Весь день сбивались воедино разбредшиеся по окрестным селам и землям козацкие курени, весь день разносился над преображенными зимне просторами бой чигиринского колокола войскового, – и тот, кто слышал его, задавал коню богатого корму, ладил и сдабривал доброй олией конскую сбрую, чистил до блеска песком медные пластины убора, кремнем гострил лезвие сабли, отвыкшей немного рукой пробовал ее крыж и тревожно-свистящий взмах; ружейники проверяли огненный бой ручниц и затынных пищалей; пушкари грузили на возы легкие походные пушки, мортиры, укладывали россыпью мелкие ядра.

В Чигирине все двигалось, летело, спешило – конные люди с гиком проносились от вала до вала, пугая баб и детей, гремели пострелы самопалов, и едкий пороховой дымок веял в предзимних воздухах.
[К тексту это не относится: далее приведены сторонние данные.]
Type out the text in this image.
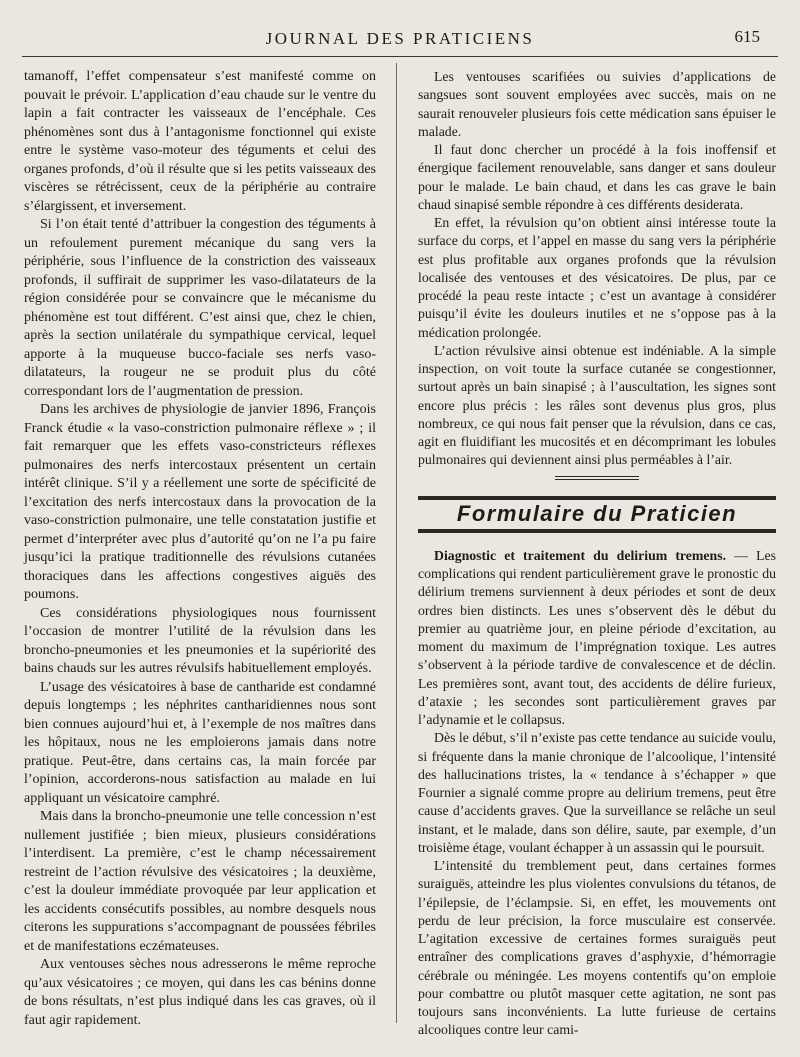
JOURNAL DES PRATICIENS	615

tamanoff, l’effet compensateur s’est manifesté comme on pouvait le prévoir. L’application d’eau chaude sur le ventre du lapin a fait contracter les vaisseaux de l’encéphale. Ces phénomènes sont dus à l’antagonisme fonctionnel qui existe entre le système vaso-moteur des téguments et celui des organes profonds, d’où il résulte que si les petits vaisseaux des viscères se rétrécissent, ceux de la périphérie au contraire s’élargissent, et inversement.

Si l’on était tenté d’attribuer la congestion des téguments à un refoulement purement mécanique du sang vers la périphérie, sous l’influence de la constriction des vaisseaux profonds, il suffirait de supprimer les vaso-dilatateurs de la région considérée pour se convaincre que le mécanisme du phénomène est tout différent. C’est ainsi que, chez le chien, après la section unilatérale du sympathique cervical, lequel apporte à la muqueuse bucco-faciale ses nerfs vaso-dilatateurs, la rougeur ne se produit plus du côté correspondant lors de l’augmentation de pression.

Dans les archives de physiologie de janvier 1896, François Franck étudie « la vaso-constriction pulmonaire réflexe » ; il fait remarquer que les effets vaso-constricteurs réflexes pulmonaires des nerfs intercostaux présentent un certain intérêt clinique. S’il y a réellement une sorte de spécificité de l’excitation des nerfs intercostaux dans la provocation de la vaso-constriction pulmonaire, une telle constatation justifie et permet d’interpréter avec plus d’autorité qu’on ne l’a pu faire jusqu’ici la pratique traditionnelle des révulsions cutanées thoraciques dans les affections congestives aiguës des poumons.

Ces considérations physiologiques nous fournissent l’occasion de montrer l’utilité de la révulsion dans les broncho-pneumonies et les pneumonies et la supériorité des bains chauds sur les autres révulsifs habituellement employés.

L’usage des vésicatoires à base de cantharide est condamné depuis longtemps ; les néphrites cantharidiennes nous sont bien connues aujourd’hui et, à l’exemple de nos maîtres dans les hôpitaux, nous ne les emploierons jamais dans notre pratique. Peut-être, dans certains cas, la main forcée par l’opinion, accorderons-nous satisfaction au malade en lui appliquant un vésicatoire camphré.

Mais dans la broncho-pneumonie une telle concession n’est nullement justifiée ; bien mieux, plusieurs considérations l’interdisent. La première, c’est le champ nécessairement restreint de l’action révulsive des vésicatoires ; la deuxième, c’est la douleur immédiate provoquée par leur application et les accidents consécutifs possibles, au nombre desquels nous citerons les suppurations s’accompagnant de poussées fébriles et de manifestations eczémateuses.

Aux ventouses sèches nous adresserons le même reproche qu’aux vésicatoires ; ce moyen, qui dans les cas bénins donne de bons résultats, n’est plus indiqué dans les cas graves, où il faut agir rapidement.

Les ventouses scarifiées ou suivies d’applications de sangsues sont souvent employées avec succès, mais on ne saurait renouveler plusieurs fois cette médication sans épuiser le malade.

Il faut donc chercher un procédé à la fois inoffensif et énergique facilement renouvelable, sans danger et sans douleur pour le malade. Le bain chaud, et dans les cas grave le bain chaud sinapisé semble répondre à ces différents desiderata.

En effet, la révulsion qu’on obtient ainsi intéresse toute la surface du corps, et l’appel en masse du sang vers la périphérie est plus profitable aux organes profonds que la révulsion localisée des ventouses et des vésicatoires. De plus, par ce procédé la peau reste intacte ; c’est un avantage à considérer puisqu’il évite les douleurs inutiles et ne s’oppose pas à la médication prolongée.

L’action révulsive ainsi obtenue est indéniable. A la simple inspection, on voit toute la surface cutanée se congestionner, surtout après un bain sinapisé ; à l’auscultation, les signes sont encore plus précis : les râles sont devenus plus gros, plus nombreux, ce qui nous fait penser que la révulsion, dans ce cas, agit en fluidifiant les mucosités et en décomprimant les lobules pulmonaires qui deviennent ainsi plus perméables à l’air.

Formulaire du Praticien

Diagnostic et traitement du delirium tremens. — Les complications qui rendent particulièrement grave le pronostic du délirium tremens surviennent à deux périodes et sont de deux ordres bien distincts. Les unes s’observent dès le début du premier au quatrième jour, en pleine période d’excitation, au moment du maximum de l’imprégnation toxique. Les autres s’observent à la période tardive de convalescence et de déclin. Les premières sont, avant tout, des accidents de délire furieux, d’ataxie ; les secondes sont particulièrement graves par l’adynamie et le collapsus.

Dès le début, s’il n’existe pas cette tendance au suicide voulu, si fréquente dans la manie chronique de l’alcoolique, l’intensité des hallucinations tristes, la « tendance à s’échapper » que Fournier a signalé comme propre au delirium tremens, peut être cause d’accidents graves. Que la surveillance se relâche un seul instant, et le malade, dans son délire, saute, par exemple, d’un troisième étage, voulant échapper à un assassin qui le poursuit.

L’intensité du tremblement peut, dans certaines formes suraiguës, atteindre les plus violentes convulsions du tétanos, de l’épilepsie, de l’éclampsie. Si, en effet, les mouvements ont perdu de leur précision, la force musculaire est conservée. L’agitation excessive de certaines formes suraiguës peut entraîner des complications graves d’asphyxie, d’hémorragie cérébrale ou méningée. Les moyens contentifs qu’on emploie pour combattre ou plutôt masquer cette agitation, ne sont pas toujours sans inconvénients. La lutte furieuse de certains alcooliques contre leur cami-
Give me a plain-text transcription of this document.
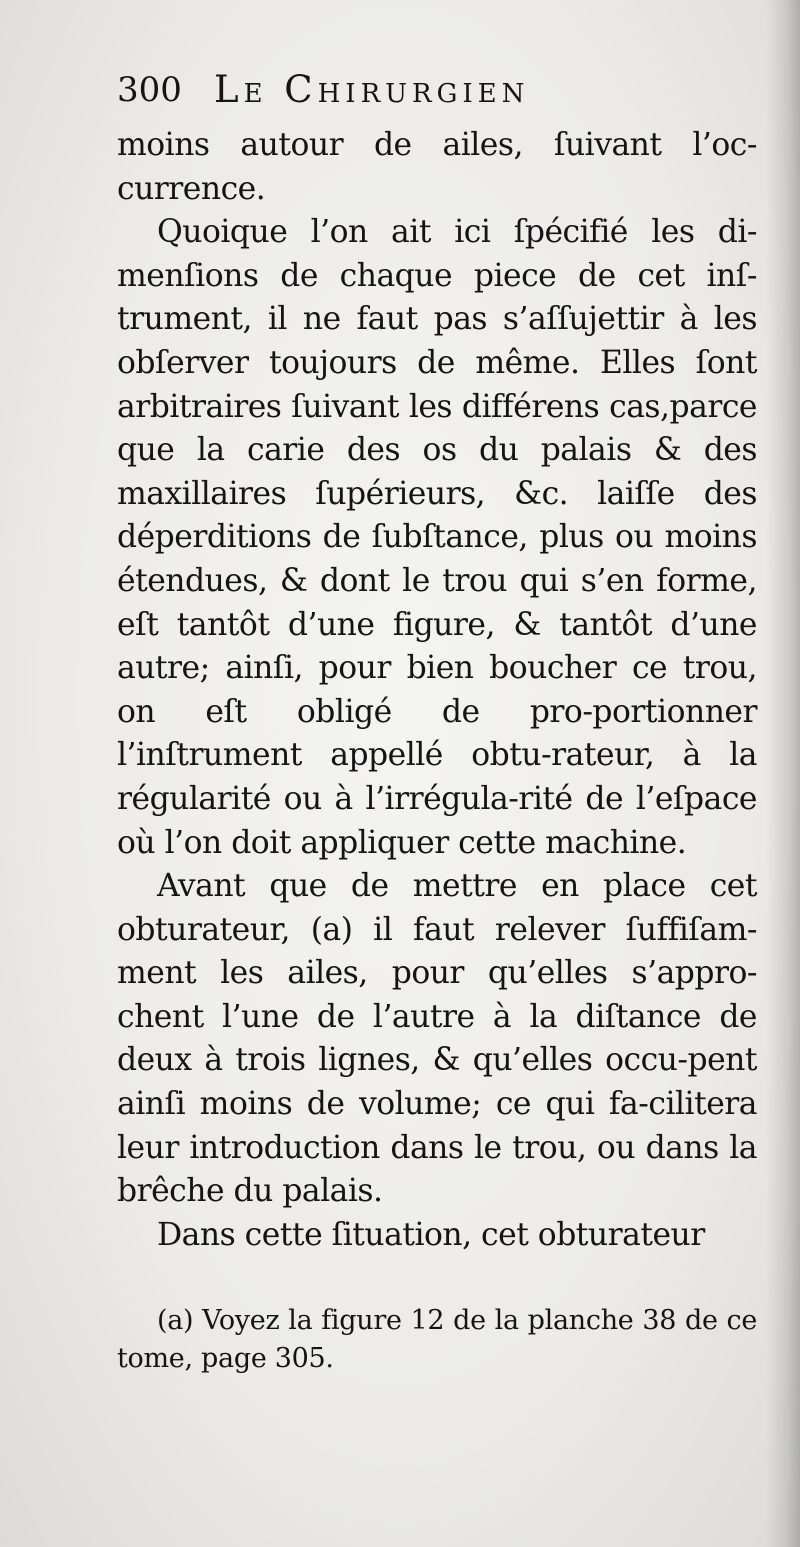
300 Le Chirurgien

moins autour de ailes, ſuivant l’oc-currence.

Quoique l’on ait ici ſpécifié les di-menſions de chaque piece de cet inſ-trument, il ne faut pas s’aſſujettir à les obſerver toujours de même. Elles ſont arbitraires ſuivant les différens cas,parce que la carie des os du palais & des maxillaires ſupérieurs, &c. laiſſe des déperditions de ſubſtance, plus ou moins étendues, & dont le trou qui s’en forme, eſt tantôt d’une figure, & tantôt d’une autre; ainſi, pour bien boucher ce trou, on eſt obligé de pro-portionner l’inſtrument appellé obtu-rateur, à la régularité ou à l’irrégula-rité de l’eſpace où l’on doit appliquer cette machine.

Avant que de mettre en place cet obturateur, (a) il faut relever ſuffiſam-ment les ailes, pour qu’elles s’appro-chent l’une de l’autre à la diſtance de deux à trois lignes, & qu’elles occu-pent ainſi moins de volume; ce qui fa-cilitera leur introduction dans le trou, ou dans la brêche du palais.

Dans cette ſituation, cet obturateur

(a) Voyez la figure 12 de la planche 38 de ce tome, page 305.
На радном майдане в боевом охранении уже стояли войсковые святыни – бело-малиново всхлопывал на сыром ветру стяг Запорожья, молчаливо и скорбно, в богатом окладе взирала на снующих мимо вооруженных людей походная икона Покрова Пресвятой Богородицы, – совсем скоро – пережить только ночь – разрозненный люд сольется в единое целое, в славное в бранях вольное Запорожское войско, и качнется навстречу своей неисповедимой судьбе. А пока, в последний день мира, козаки допивали горилку в шинках, пели последние песни на расставание и разлуку, каблучили последнего отчаянного гопака прямо на заснеженных улочках, уже разбитых в слякоть копытами, и, может быть, каждый надеялся, что война долгой не будет, и к Рождеству они воротятся домой, – с волей, которую обретут вооруженной рукой. Думали и о добыче, – как же без этого воевать? – ведь у каждого оставалась в зиму семья – жены, дети и престарелые матери, и потому воля, стояние за истину и старожитную религию греческую были неотделимы от известных бранных надбанков. Вернуться бы всем – так мечталось и генеральной старшине, и куренным атаманам, старым воякам и безусым подкозачатам, выходящим завтра в свой первый поход, – и эта мягкая и невоплотимая мечта согревала огрубелые души, туманила на мгновение взгляды, прошибала пьяной слезой, ибо невозможно было такое, и жертвы, и казни, и расправы сгущались уже где-то там, за заснеженным небокраем земли, но: вернуться и жить, вернуться и жить…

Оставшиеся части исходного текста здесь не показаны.